Violences du seigneur de Charras

En 1646, dans le bourg de Charras, vivaient Jean de La Laurencie, seigneur de Charras, Bertrand son fils, sieur de Seguignas et Jean son petit-fils, sieur de Jumillac. Y vivait aussi Jean Autier, procureur au Présidial d'Angoulême. Le 17 juillet 1646, le sieur de Jumillac et deux de ses valets, armés d'arquebuses, entrèrent dans la cour et le jardin du procureur qu'ils finirent par rencontrer. Ce dernier, probablement en colère de voir qu'on pénétrait ainsi chez lui sans autorisation, ne salua pas le sieur de Jumillac, son seigneur, « lequel lui demanda s'il ne le connaissait pas et lui bailla un grand soufflet. Et incontinent, les deux valets mirent leurs armes en état de tirer »... Le procureur n'avait plus qu'à rentrer chez lui... Comme il s'en allait, le sieur de Jumillac lui cria « qu'il était aussi absolu dans Charras que le Roi était dans Paris ! »

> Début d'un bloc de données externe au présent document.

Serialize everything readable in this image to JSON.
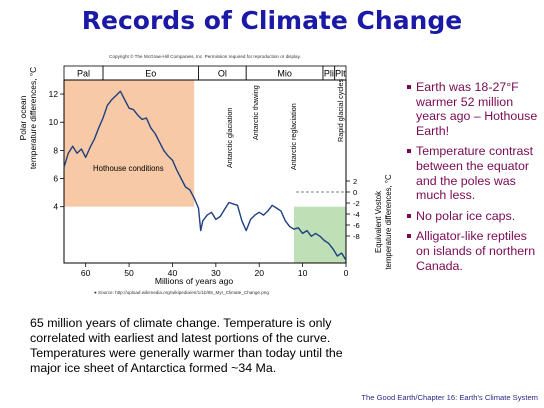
{
  "slide": {
    "title": "Records of Climate Change",
    "bullets": [
      "Earth was 18-27°F warmer 52 million years ago – Hothouse Earth!",
      "Temperature contrast between the equator and the poles was much less.",
      "No polar ice caps.",
      "Alligator-like reptiles on islands of northern Canada."
    ],
    "caption": "65 million years of climate change.  Temperature is only correlated with earliest and latest portions of the curve.  Temperatures were generally warmer than today until the major ice sheet of Antarctica formed ~34 Ma.",
    "footer": "The Good Earth/Chapter 16: Earth's Climate System",
    "colors": {
      "title": "#1a1aa6",
      "bullets": "#7a0a52",
      "hothouse": "#f7c9a6",
      "recent": "#bfdfb7",
      "curve": "#1f3f7f"
    }
  },
  "chart_data": {
    "type": "line",
    "copyright": "Copyright © The McGraw-Hill Companies, Inc. Permission required for reproduction or display.",
    "source": "● Source: http://upload.wikimedia.org/wikipedia/en/1/1b/65_Myr_Climate_Change.png",
    "xlabel": "Millions of years ago",
    "ylabel": "Polar ocean\ntemperature differences, °C",
    "ylabel_right": "Equivalent Vostok\ntemperature differences, °C",
    "xlim": [
      65,
      0
    ],
    "ylim": [
      0,
      13
    ],
    "x_ticks": [
      60,
      50,
      40,
      30,
      20,
      10,
      0
    ],
    "y_ticks": [
      4,
      6,
      8,
      10,
      12
    ],
    "y_ticks_right": [
      2,
      0,
      -2,
      -4,
      -6,
      -8
    ],
    "epochs": [
      {
        "label": "Pal",
        "start": 65,
        "end": 56
      },
      {
        "label": "Eo",
        "start": 56,
        "end": 34
      },
      {
        "label": "Ol",
        "start": 34,
        "end": 23
      },
      {
        "label": "Mio",
        "start": 23,
        "end": 5.3
      },
      {
        "label": "Pli",
        "start": 5.3,
        "end": 2.6
      },
      {
        "label": "Plt",
        "start": 2.6,
        "end": 0
      }
    ],
    "shaded_regions": [
      {
        "label": "Hothouse conditions",
        "x": [
          65,
          35
        ],
        "y": [
          4,
          13
        ]
      },
      {
        "label": "",
        "x": [
          12,
          0
        ],
        "y": [
          0,
          4
        ]
      }
    ],
    "annotations": [
      "Antarctic glaciation",
      "Antarctic thawing",
      "Antarctic reglaciation",
      "Rapid glacial cycles"
    ],
    "x": [
      65,
      64,
      63,
      62,
      61,
      60,
      59,
      58,
      57,
      56,
      55,
      54,
      53,
      52,
      51,
      50,
      49,
      48,
      47,
      46,
      45,
      44,
      43,
      42,
      41,
      40,
      39,
      38,
      37,
      36,
      35,
      34,
      33.5,
      33,
      32,
      31,
      30,
      29,
      28,
      27,
      26,
      25,
      24,
      23,
      22,
      21,
      20,
      19,
      18,
      17,
      16,
      15,
      14,
      13,
      12,
      11,
      10,
      9,
      8,
      7,
      6,
      5,
      4,
      3,
      2,
      1,
      0
    ],
    "y": [
      6.8,
      7.8,
      8.3,
      7.8,
      8.1,
      7.5,
      8.2,
      8.8,
      9.6,
      10.3,
      11.2,
      11.6,
      11.9,
      12.2,
      11.6,
      11.0,
      10.9,
      10.5,
      10.2,
      10.3,
      9.6,
      9.2,
      8.6,
      8.0,
      7.6,
      7.3,
      6.6,
      6.0,
      5.4,
      5.2,
      4.6,
      3.9,
      2.3,
      3.0,
      3.4,
      3.6,
      3.1,
      3.3,
      3.8,
      4.3,
      4.2,
      4.1,
      3.0,
      2.3,
      3.1,
      3.4,
      3.6,
      3.4,
      3.7,
      4.1,
      3.9,
      3.7,
      3.0,
      2.6,
      2.4,
      2.5,
      2.1,
      2.3,
      1.9,
      2.1,
      1.9,
      1.6,
      1.4,
      1.0,
      0.5,
      0.7,
      0.2
    ]
  }
}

Une trentaine d'années plus tard, le 13 août 1675, on se plaignit encore du sieur de Jumillac. Il avait donné des coups de bâton à Pierre Rivet, praticien, qui dut attendre plusieurs années pour obtenir réparation de cet outrage. « En effet, disait l'offensé dans sa plainte au Lieutenant-Criminel, que peut-on s'imaginer de plus injurieux et de plus outrageant que des coups de bâtons qui portent avec eux une flétrissure irréparable et l'entière perte de l'honneur, comme a remarqué un des premiers orateurs de notre temps qui, faisant à ce sujet la différence de l'épée et du bâton, dit que c'est un grand malheur de recevoir des coups de bâton, que l'épée est l'instrument de la guerre et que par conséquent il est honnête ; que le bâton est l'instrument des outrages et que par conséquent il est infâme ; que qui frappe avec une épée veut attenter à la vie, mais que qui frappe avec un bâton veut attenter à l'honneur »...

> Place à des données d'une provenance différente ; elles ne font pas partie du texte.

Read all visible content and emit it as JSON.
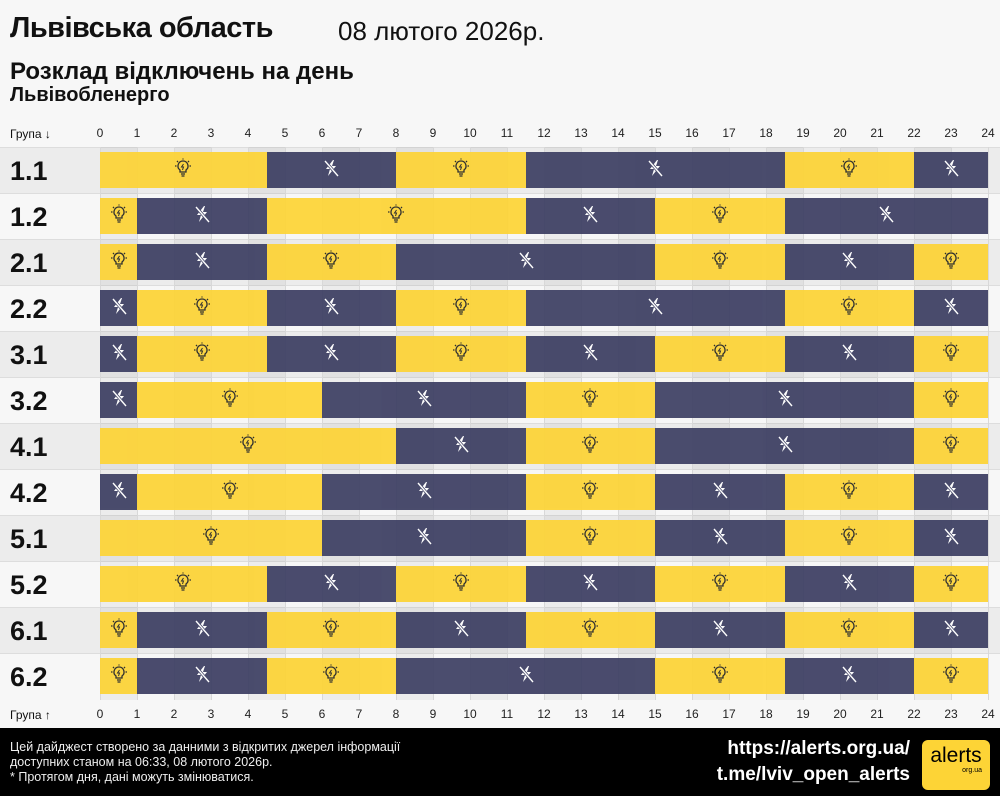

Une douzaine de jours plus tard, le sieur de Jumillac adressa de son côté une plainte au Lieutenant-Criminel. « Se promenant dans son bourg de Charras, il rencontra le Père Baruteau, religieux, accompagné de Pierre Rivet et de quelques autres personnes. Il salua le religieux en particulier, et les autres en général, lesquels aussi de leur part lui rendirent le salut qui lui était dû, à la réserve de Pierre Rivet, lequel avec une mine et une contenance fières se tint toujours couvert pendant que son seigneur avait la tête nue, ce qui l'obligea d'essayer de faire tomber le chapeau de Pierre Rivet hors de sa tête, en le poussant avec son bâton et en lui remontrant son devoir. Cependant, poursuivit le seigneur dans sa plainte, ledit Rivet qui se croyait hors la girouette de son seigneur à raison de la qualité de praticien qu'il était venu prendre à Angoulême, prétendait que ce procédé était un grand crime et une injure très outrageante. Il ne s'agissait pourtant que d'un chapeau, qu'un seigneur avait pensé pouvoir renverser au fils d'un paysan, son tenancier, pour une incivilité aussi grossière. Il n'y avait que trois jours que ledit Rivet avait quitté l'aiguillon avec lequel il piquait les bœufs de la charrue que son père conduisait tous les jours. Il était venu en cette ville d'Angoulême, il s'était mis une plume à la main et s'était acquis la qualité de praticien. Il croyait par là être autant que son seigneur et s'imaginait être en droit de lui contester jusque dans le bourg de Charras et de lui refuser le salut. Or, s'il était bien vrai que le salut entre égaux était seulement de civilité, il était de devoir et d'obligation aux Inférieurs envers les Supérieurs, comme du tenancier envers son seigneur ».

A tout cela, Pierre Rivet, répliqua « qu'il demeurait d'accord que véritablement il n'était pas né gentilhomme, mais peu s'en fallait, qu'il était d'une bonne famille et descendait de bourgeois considérables »... et il finit par obtenir 40 livres de dommages-intérêts.

Source : Emotions populaires en Angoumois, de Gabriel Delâge.